If you're currently at Godolphin you were born in what? 2000ish?

With the greatest respect how would you know what went on in the 70s?

In 2014 Paulines were targeted by their uniform in a spate of muggings. Boys were advised to change out of their blazers before they left school.

The same has happened to other schools with uniforms...

There is no such way of dressing That's true to a large extent, but at the same time Caitlyn Jenner & Kellie Maloney, for example, now style themselves in a typically female way.

AssassinatedBeauty · 06/03/2017 11:42

I'd have said "stereotypically" rather than "typically" personally.

NinonDeLanclos · 06/03/2017 11:55

I originally put 'stereotypically' but I felt it was perhaps a bit judgemental. I wouldn't say that about a woman who dressed similarly.

AssassinatedBeauty · 06/03/2017 12:08

I think I probably would also say the same about a woman dressed the same way.

I think we all know how clothing is seen by many as highly gendered, and that it's also a lot more accepted for girls/women to wear clothes that are usually associated with boys/men than vice versa. Boys/men face a lot more social stigma for wearing clothes more usually associated with girls/women.

Caipir1nha · 06/03/2017 12:11

I have a DC at at a school called Latymer Upper which is co-ed independent near to St Paul's Girls. On school forms now, parents or pupils are asked to tick one of three boxes - 'male', 'female' or 'non-binary'. My DC tells me there are a few students who identify as non-binary, but apart from that nobody could care less really.

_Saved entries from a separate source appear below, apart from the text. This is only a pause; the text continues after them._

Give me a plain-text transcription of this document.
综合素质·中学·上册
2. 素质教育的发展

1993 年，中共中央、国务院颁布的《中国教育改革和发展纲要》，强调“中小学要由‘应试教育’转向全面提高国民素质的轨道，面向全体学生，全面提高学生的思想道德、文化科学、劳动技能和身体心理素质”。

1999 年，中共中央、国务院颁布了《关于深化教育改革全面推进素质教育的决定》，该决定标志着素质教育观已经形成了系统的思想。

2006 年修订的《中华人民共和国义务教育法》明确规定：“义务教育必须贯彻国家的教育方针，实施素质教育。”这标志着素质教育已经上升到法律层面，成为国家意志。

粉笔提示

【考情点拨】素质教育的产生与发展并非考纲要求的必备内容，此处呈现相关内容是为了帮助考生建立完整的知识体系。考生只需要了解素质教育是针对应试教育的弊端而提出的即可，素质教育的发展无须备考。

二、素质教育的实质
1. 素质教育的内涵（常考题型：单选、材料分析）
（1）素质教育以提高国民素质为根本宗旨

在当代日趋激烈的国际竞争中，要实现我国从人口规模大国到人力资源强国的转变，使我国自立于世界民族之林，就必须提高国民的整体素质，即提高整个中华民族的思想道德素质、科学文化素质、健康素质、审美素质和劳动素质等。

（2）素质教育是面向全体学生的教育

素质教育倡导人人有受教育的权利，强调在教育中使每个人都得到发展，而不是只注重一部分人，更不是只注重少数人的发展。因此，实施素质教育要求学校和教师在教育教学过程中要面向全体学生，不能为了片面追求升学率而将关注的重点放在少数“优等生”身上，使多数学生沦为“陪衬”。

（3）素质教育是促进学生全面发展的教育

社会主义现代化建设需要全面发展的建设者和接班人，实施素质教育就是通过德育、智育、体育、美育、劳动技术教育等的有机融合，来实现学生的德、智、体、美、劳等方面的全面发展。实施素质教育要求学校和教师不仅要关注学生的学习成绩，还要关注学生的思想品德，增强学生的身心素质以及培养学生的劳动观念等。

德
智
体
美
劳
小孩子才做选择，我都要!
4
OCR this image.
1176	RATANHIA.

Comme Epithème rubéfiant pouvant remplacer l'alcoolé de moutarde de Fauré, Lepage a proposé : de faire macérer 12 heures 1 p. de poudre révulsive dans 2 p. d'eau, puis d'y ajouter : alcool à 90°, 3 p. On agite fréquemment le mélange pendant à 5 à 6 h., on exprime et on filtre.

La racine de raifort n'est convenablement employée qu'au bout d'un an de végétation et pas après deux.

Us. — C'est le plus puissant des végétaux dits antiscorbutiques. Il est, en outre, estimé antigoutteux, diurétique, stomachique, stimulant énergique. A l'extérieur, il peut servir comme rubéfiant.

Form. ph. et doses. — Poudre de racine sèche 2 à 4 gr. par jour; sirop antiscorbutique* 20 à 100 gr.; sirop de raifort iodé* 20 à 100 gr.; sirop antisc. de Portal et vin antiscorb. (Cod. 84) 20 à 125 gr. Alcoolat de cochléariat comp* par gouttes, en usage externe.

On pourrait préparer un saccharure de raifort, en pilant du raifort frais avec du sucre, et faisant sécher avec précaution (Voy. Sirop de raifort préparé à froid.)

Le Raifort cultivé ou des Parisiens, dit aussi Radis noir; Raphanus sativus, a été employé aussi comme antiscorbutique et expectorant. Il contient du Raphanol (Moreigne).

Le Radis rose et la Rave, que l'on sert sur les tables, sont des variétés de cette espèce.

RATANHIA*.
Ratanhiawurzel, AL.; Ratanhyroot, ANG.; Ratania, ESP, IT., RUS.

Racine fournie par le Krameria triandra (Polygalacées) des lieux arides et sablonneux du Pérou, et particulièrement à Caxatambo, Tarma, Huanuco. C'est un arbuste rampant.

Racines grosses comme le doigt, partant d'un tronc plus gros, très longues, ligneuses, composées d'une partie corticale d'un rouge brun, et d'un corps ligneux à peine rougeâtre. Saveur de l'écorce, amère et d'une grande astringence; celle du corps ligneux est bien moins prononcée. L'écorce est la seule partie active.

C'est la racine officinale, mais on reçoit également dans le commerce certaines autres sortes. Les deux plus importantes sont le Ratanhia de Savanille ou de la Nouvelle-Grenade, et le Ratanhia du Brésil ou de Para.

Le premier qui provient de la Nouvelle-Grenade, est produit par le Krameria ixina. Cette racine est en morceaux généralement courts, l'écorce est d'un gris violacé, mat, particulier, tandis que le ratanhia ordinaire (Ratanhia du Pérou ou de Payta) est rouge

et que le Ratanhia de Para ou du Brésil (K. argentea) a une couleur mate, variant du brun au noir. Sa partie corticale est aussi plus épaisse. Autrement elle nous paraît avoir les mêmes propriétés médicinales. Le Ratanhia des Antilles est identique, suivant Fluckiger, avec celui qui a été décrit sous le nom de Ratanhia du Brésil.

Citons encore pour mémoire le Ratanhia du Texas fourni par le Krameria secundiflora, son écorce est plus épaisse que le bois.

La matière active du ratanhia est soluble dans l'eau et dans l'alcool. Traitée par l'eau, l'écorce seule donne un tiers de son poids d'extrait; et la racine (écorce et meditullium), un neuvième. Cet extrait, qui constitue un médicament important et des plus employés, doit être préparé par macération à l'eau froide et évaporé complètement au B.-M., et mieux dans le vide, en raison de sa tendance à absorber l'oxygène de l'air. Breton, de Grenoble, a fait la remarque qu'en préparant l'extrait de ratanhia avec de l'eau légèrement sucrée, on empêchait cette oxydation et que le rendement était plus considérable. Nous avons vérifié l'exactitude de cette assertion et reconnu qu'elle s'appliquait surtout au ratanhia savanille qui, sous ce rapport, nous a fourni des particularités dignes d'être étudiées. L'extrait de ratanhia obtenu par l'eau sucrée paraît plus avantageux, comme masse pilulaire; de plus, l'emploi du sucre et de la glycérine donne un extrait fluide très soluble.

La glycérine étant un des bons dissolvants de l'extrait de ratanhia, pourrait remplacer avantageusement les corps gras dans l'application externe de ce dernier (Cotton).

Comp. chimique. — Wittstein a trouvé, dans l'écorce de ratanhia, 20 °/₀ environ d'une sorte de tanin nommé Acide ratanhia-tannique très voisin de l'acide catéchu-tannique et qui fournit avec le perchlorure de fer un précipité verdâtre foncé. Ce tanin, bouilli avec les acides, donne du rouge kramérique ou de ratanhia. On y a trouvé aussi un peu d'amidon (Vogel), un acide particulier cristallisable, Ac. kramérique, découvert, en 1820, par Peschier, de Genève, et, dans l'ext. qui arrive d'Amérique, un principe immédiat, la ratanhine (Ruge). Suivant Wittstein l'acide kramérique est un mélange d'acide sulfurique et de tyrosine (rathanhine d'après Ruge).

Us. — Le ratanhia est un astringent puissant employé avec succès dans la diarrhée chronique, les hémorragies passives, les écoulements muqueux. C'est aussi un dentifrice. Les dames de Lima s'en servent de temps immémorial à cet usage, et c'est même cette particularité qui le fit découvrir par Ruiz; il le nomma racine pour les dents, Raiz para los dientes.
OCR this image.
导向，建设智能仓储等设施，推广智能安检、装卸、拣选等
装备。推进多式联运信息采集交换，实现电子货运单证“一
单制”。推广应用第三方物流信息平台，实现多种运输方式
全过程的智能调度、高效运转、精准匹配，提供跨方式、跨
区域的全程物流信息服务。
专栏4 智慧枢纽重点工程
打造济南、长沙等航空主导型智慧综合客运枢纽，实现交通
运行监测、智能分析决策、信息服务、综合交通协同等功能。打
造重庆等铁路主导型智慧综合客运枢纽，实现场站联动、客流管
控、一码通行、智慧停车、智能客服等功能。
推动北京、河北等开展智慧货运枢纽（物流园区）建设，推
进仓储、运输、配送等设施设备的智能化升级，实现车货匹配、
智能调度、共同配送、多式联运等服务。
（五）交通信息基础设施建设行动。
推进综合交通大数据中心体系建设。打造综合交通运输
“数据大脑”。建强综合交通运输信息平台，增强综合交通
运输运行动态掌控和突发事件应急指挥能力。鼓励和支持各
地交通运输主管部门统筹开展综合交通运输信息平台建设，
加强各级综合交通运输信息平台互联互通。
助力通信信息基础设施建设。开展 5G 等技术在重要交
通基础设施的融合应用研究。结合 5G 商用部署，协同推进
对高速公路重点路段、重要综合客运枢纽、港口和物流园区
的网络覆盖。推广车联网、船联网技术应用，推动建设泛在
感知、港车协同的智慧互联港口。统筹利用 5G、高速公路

BrieAndChilli · 06/03/2017 12:23

One thing that strikes me is I have only ever come across (as an adult maybe 2 transgender people apart from when travelling around Thailand)
As kids growing up you did have tomboy girls and feminate boys but none that were deeply distressed about being the gender that they were.
It seems to be now there are loads and loads, almost an epidemic of transgender children
Is it
A- people are more accepting nowadays
B- a medical reason i.e. Conspiracy theory's of the female pill in the water supply etc or something affecting pregnancies
C- it's become 'fashionable' to say your child is transgender and 'oh how accepting we are that we let 3 year old johnny be a girl (my DS1 went through a phase at 2 of wearing a pink feather boa everywhere and carrying a doll, it didn't mean he was meant to be a girl!)

I understand to have a truly transgender child must be very hard and surely any acceptance is good but I'm just confused where all these children have suddenly come from??

HeyRoly · 06/03/2017 12:25

I think the previous poster who said it's the new goth/emo has probably hit the nail on the head in this case. I sincerely hope it's just a bit of silly teenage navel gazing, in the same way that some kids question their sexuality. But because it's a "thing" right now, they're questioning their gender instead.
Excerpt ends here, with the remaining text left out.